A primeira vinda de Evan aconteceu no M2.000 Summer Concerts, um festival de música patrocinado pela marca de tênis famosa nos anos 90, de mesmo nome. A ideia era transformar a cidade de Santos (mais precisamente a Praia do Boqueirão) na Califórnia – pelo menos por um dia. Foram dois dias de shows, um em janeiro e outro em fevereiro, que aconteciam das 19 às 3h da manhã, coisa impensável nos dias de hoje. Detalhe: era tudo de graça!

A primeira noite, em janeiro, reuniu artistas como Chico Science, Gabriel, o Pensador, Cidade Negra, Fito Paez, Shabba Ranks, Chaka Demus & Pliers, Inner Circle e Three Walls Down. O público foi insano: mais de 180 mil pessoas ficaram amontoadas na praia. Evan tocou com seus Lemonheads só na segunda noite, em fevereiro, ao lado de Deborah Blando, Raimundos, Dr Sin, Mr Big e Rollins Band. Ali o público foi mais modesto: 100 mil.

Não se tem muita notícia de como foi aquela apresentação do Lemonheads, mas uma coisa é certa: seu auge era aquele, ou talvez tinha acontecido em coisa de dois anos antes, o que não os diminuía em nada, até porque, naquele ano, o disco “Come on Feel” tinha sido recém-lançado. Os Lemonheads vinham com sua melhor formação de todos os tempos, com David Ryan na bateria e o australiano Nic Dalton no baixo. Evan disse que não se importou muito com as condições que envolveriam o show: “eu só queria vir tocar na América do Sul”, contou à Folha. Teve gente dizendo por aí que durante a apresentação dos Lemonheads, uma chuva torrencial atingiu a cidade de Santos – e que tinha gente chorando do início ao fim. Dá pra entender: Evan é um cara que conseguiu tocar o coração de muita gente. Segundo ele, o show não foi muito “calibrado”: em 1997, às vésperas de voltar ao Brasil pela segunda fez, disse à Folha, “quando nos apresentamos há três anos aqui, pensei: ‘bom, estamos indo para a América do Sul, vai ser fácil achar cocaína’. Estava enganado. Fiquei três dias trancado no hotel no Rio e nada. Consegui mais tarde, mas, na hora do show, o efeito passou. Não estava inspirado para tocar.”
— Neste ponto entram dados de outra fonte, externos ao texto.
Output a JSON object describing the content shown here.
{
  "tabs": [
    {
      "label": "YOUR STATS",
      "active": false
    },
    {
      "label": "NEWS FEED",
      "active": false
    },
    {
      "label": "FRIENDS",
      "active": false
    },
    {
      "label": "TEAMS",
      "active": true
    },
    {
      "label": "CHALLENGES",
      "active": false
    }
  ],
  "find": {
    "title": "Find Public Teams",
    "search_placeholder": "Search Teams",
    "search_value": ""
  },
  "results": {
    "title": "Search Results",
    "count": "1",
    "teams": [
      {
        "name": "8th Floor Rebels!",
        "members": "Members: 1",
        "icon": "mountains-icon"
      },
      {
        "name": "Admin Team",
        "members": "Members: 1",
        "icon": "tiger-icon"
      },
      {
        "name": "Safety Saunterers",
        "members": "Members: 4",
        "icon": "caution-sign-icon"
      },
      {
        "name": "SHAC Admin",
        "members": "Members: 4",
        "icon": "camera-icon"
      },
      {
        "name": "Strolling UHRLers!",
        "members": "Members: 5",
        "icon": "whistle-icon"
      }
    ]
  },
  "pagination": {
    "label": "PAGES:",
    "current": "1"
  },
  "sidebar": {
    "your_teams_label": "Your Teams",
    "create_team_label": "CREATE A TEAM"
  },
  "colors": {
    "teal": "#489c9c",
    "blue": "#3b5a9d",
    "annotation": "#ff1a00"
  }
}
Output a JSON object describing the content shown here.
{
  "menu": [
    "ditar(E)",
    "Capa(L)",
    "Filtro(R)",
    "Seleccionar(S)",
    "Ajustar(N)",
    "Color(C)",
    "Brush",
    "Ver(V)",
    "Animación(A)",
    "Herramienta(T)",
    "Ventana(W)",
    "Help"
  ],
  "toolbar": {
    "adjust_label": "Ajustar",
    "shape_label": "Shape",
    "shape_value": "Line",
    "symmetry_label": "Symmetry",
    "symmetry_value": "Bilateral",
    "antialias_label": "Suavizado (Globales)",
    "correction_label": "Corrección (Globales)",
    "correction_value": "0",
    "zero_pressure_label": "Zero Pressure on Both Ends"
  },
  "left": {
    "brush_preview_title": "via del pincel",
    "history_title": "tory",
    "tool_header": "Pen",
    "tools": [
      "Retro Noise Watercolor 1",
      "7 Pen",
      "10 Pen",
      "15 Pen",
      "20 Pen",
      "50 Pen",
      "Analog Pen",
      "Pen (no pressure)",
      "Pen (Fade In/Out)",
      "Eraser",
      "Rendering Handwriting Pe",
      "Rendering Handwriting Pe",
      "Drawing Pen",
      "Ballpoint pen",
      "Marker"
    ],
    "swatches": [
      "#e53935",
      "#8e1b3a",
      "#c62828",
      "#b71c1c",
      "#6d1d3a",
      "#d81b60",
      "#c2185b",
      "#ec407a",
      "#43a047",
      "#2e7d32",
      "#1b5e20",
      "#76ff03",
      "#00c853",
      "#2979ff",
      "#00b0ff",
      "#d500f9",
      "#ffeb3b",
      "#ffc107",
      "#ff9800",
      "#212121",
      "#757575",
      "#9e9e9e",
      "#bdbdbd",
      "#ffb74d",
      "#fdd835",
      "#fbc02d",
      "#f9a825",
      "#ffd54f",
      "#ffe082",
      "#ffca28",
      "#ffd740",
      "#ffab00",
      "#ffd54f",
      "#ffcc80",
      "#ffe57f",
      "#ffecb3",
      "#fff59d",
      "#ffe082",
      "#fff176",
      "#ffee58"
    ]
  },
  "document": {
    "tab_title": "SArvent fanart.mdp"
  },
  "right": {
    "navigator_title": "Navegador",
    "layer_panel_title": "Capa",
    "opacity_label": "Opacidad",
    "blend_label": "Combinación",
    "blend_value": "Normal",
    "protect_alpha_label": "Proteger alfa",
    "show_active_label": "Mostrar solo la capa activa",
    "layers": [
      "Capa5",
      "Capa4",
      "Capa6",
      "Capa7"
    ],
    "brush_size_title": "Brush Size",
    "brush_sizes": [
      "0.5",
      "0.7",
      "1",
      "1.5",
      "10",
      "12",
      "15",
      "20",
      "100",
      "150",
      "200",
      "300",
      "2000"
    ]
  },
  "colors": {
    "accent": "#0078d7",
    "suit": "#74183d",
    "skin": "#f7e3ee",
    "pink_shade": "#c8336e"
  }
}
Naquele ano de 1994, uma outra apresentação estava marcada para acontecer no Rio de Janeiro, mas foi cancelada. “A polícia se recusou a aparecer no show. Não sei muito bem o que aconteceu. Acabei dormindo o dia todo”, justificou Evan.

A segunda vinda, em 1997, aconteceu para não somente um, mas cinco shows, todos em meados do ano, sendo dois só em São Paulo, no antigo Palace, em Moema, zona sul da capital paulista. A formação contava com Murph (baterista, do Dinosaur Jr.), Kenny Lyon (tecladista e baixista) e John Strohm (guitarrista, do Blake Babies), e, desta vez, “Car Button Cloth” tinha sido o último disco lançado. No Palace, os ingressos custavam R$ 25, o equivalente a cerca de R$ 120 nos dias de hoje. Praticamente não há relatos sobre essa passagem dos Lemonheads por aqui. Só um lembro de ter lido um único testemunho, quando um fã conseguiu parar no backstage do show no Rio (que aconteceu no festivalzinho Skol Rock) e acompanhou uma entrevista da banda com a MTV Brasil. Evan só falou groselha, em especial de suas experiências com OVNIs. A entrevista parece ter sido tão ruim a ponto do material nem ter ido ao ar.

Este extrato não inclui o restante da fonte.